Awarm smile combined with a ‘beyond everyday’ attitude is what it takes to make a good impression.
At the Vancouver International Airport (YVR), that first impression seems to be taken seriously. Since 1989, thousands of volunteers have been recruited to provide passengers and guests with directions and information on facilities, retail and airport services.
They are nearly 400 today, including five who started in the first year of the programme. The volunteers’ green outfits make their nickname obvious: the Green Coats. With a consistent smile on their face, they are ready to answer any question.
“Age doesn’t matter,” says the Supervisor of Volunteer Programs for the Vancouver Airport Authority, Drew Pankrath. However, it is evident that those with lots of life experience and an openness to diversity are the most valuable.
Once a week Benno Ganz, a 78-year-old immigrant from Germany, volunteers for the Green Coats. For him, the activity is fun and gives him the valuable opportunity to be among a diverse set of people.
“It also gives me the feeling of being useful,” he says. “Last week I helped about 80 people in four hours.”
Helping travellers from all corners of the globe is something that Ben, as he likes to be called, has been doing for a long time. On top of being of a Green Coat he and his Canadian-born wife have always housed travellers in their home in Oakridge.
“We like to have young people around us, and it brings some enthusiasm to our lives,” he says.
The former teacher with a master’s degree in Adult Education from the University of British Columbia (UBC) estimates that more than a dozen people have lived in his house since his three kids were old enough to leave home.
From artists to students, the guests have come to Vancouver for different reasons and have usually stayed for several months.

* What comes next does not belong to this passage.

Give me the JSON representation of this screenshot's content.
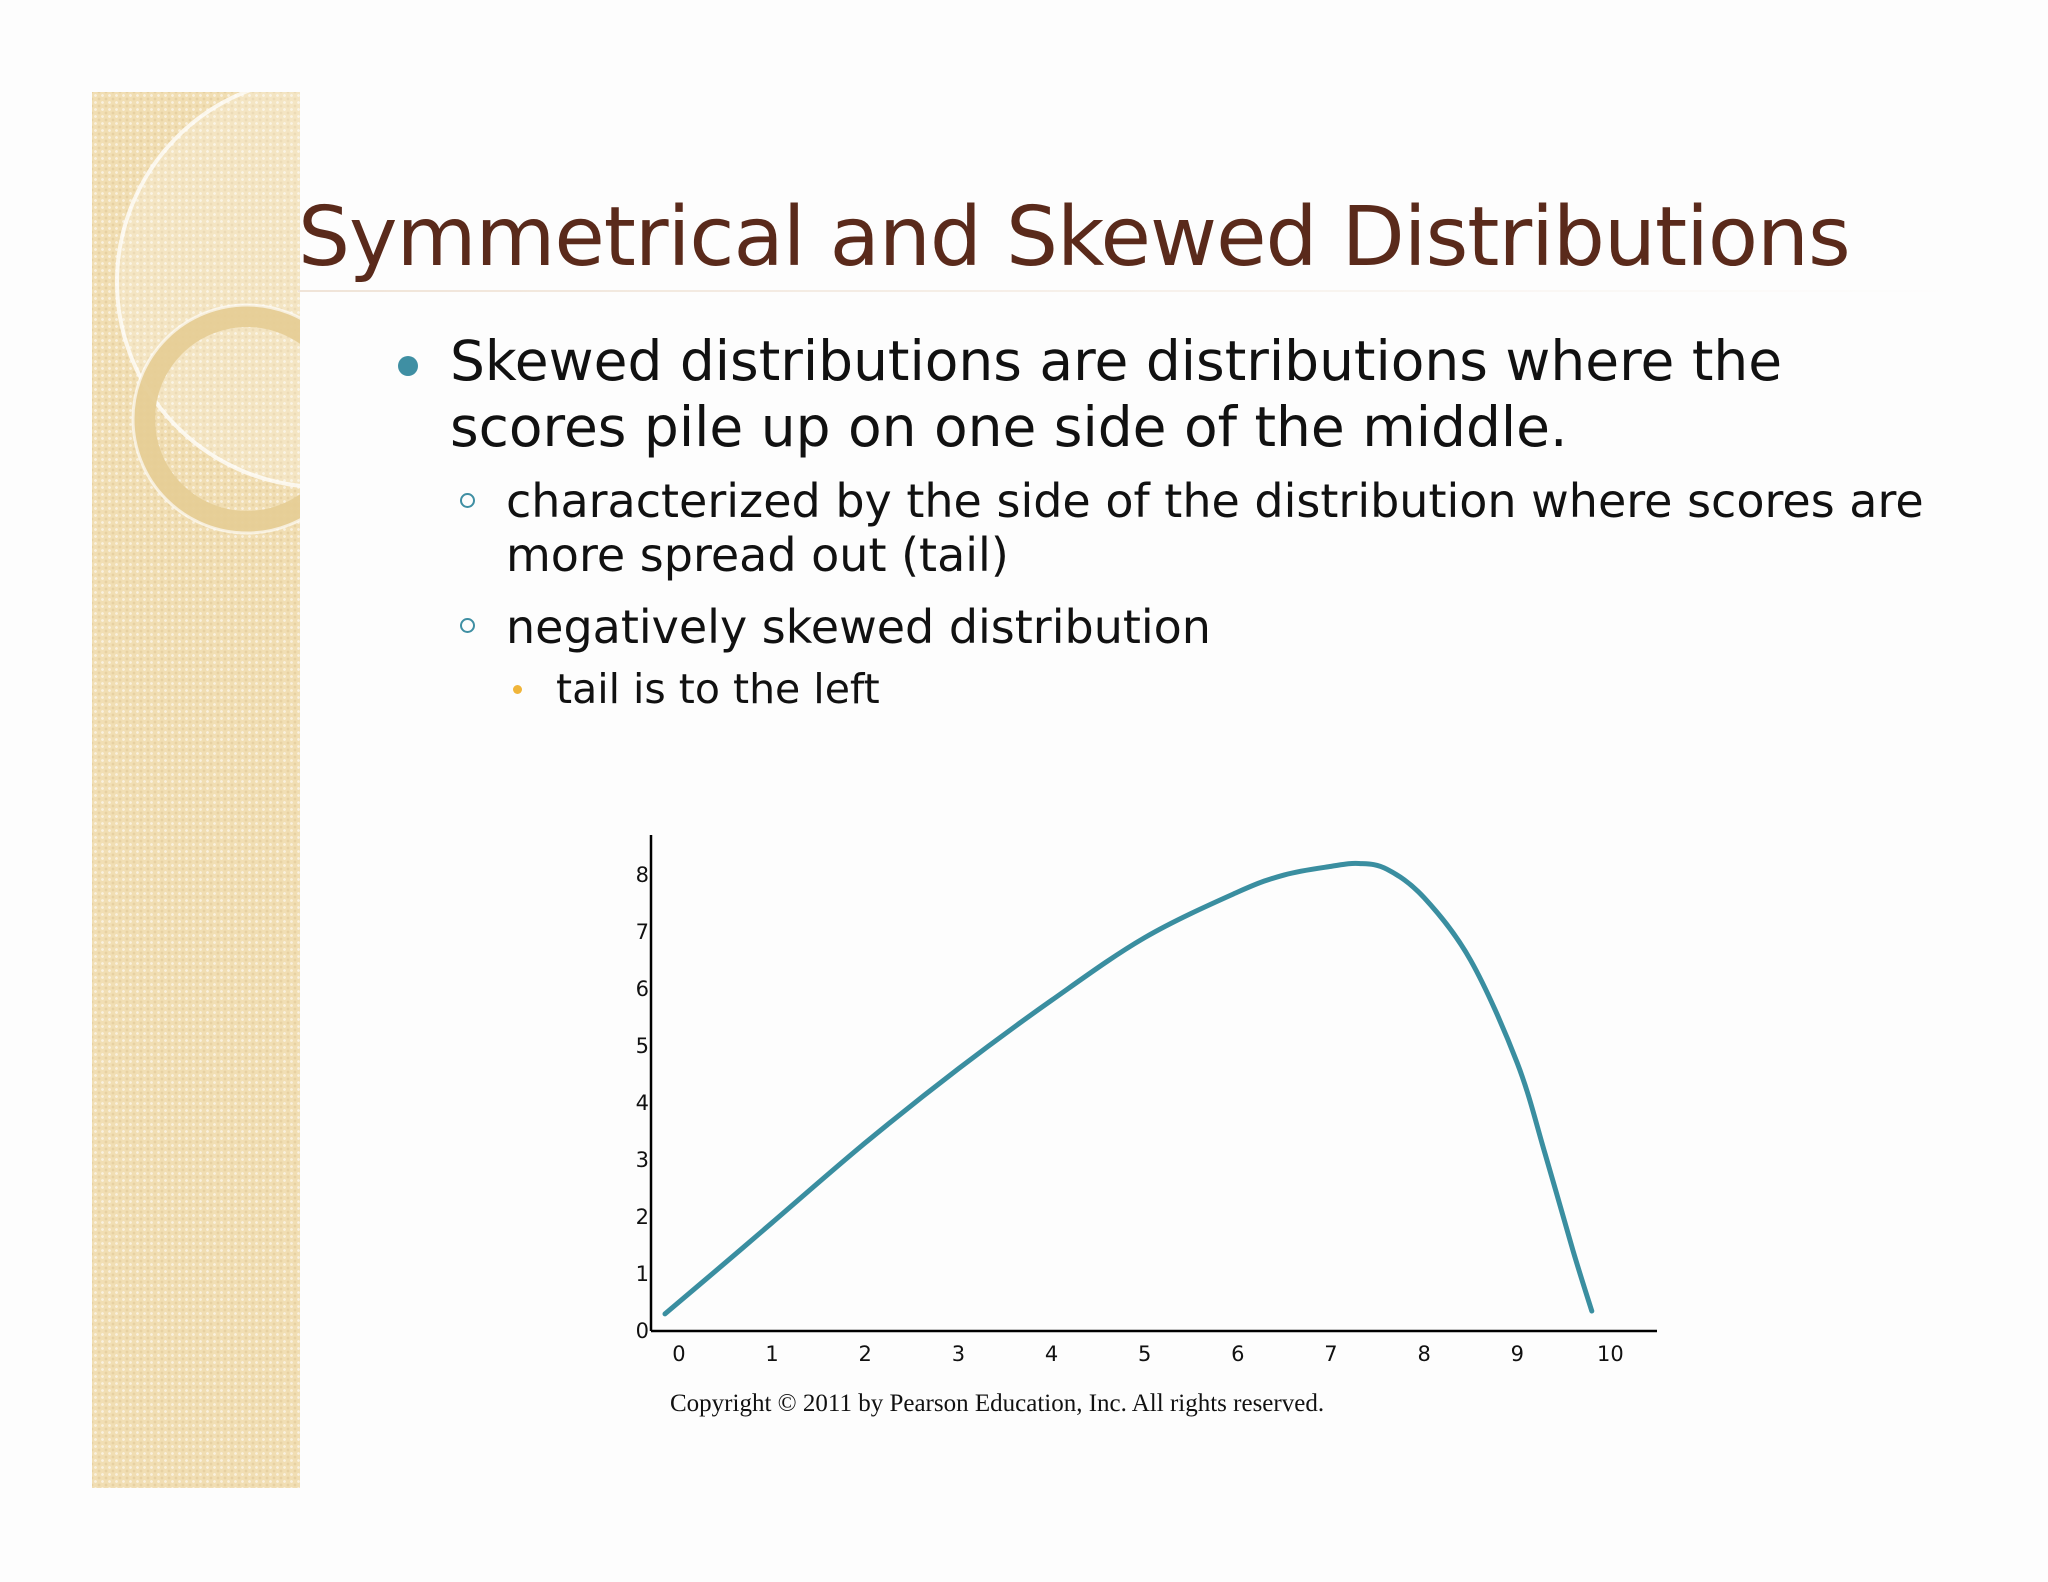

“We introduce these people to the Canadian culture,” Ben explains in heavily German-accented, yet perfect, English. “I show them around, introduce them to my friends, and even help with their homework.”
Ben and his wife have also established close ties with the Tanzanian and Kenyan communities. In the 1980s, after more than eight years of living and teaching in those African countries, Ben taught Swahili at Langara College. The couple also organized events in local schools in order to raise money for mosquito nets and the digging of wells in East Africa.
They also provided financial support to the son of a fellow teacher from Tanzania until he could obtain his master’s degree.
Ben’s interest in other cultures, and his contribution to multiculturalism in the local community, reflect his own journey as an immigrant in the early 1950s. He was born in Rienburg in 1934 and spent his entire childhood under the Nazi regime. In 1950, he arrived on the West Coast, where a world of freedom and big spaces awaited him and his family.
“As youngsters, we enjoyed the freedom a lot,” Ben recalls.
His first job was to plant trees in the Fraser Valley. In 1957 he got married and became a Canadian citizen. One year later, the newly-weds moved to Vancouver.
Ben acknowledges that multiculturalism has expanded throughout the city, and that hearing people speak their own native languages has become commonplace.
Even though he is proud of being able to speak German he thinks that being unilingual is an obstacle for the full integration of different ethnic groups into Canadian society.
He thinks it’s important to learn the language. In his volunteer work and at home, he aims to help do just that, and is proud of his own progress.
“We were told to learn English back then,” says Ben in perfect German. “Now, I feel totally integrated here”
“I still visit Germany very often, but after 62 years in this country, I consider myself totally Canadian.”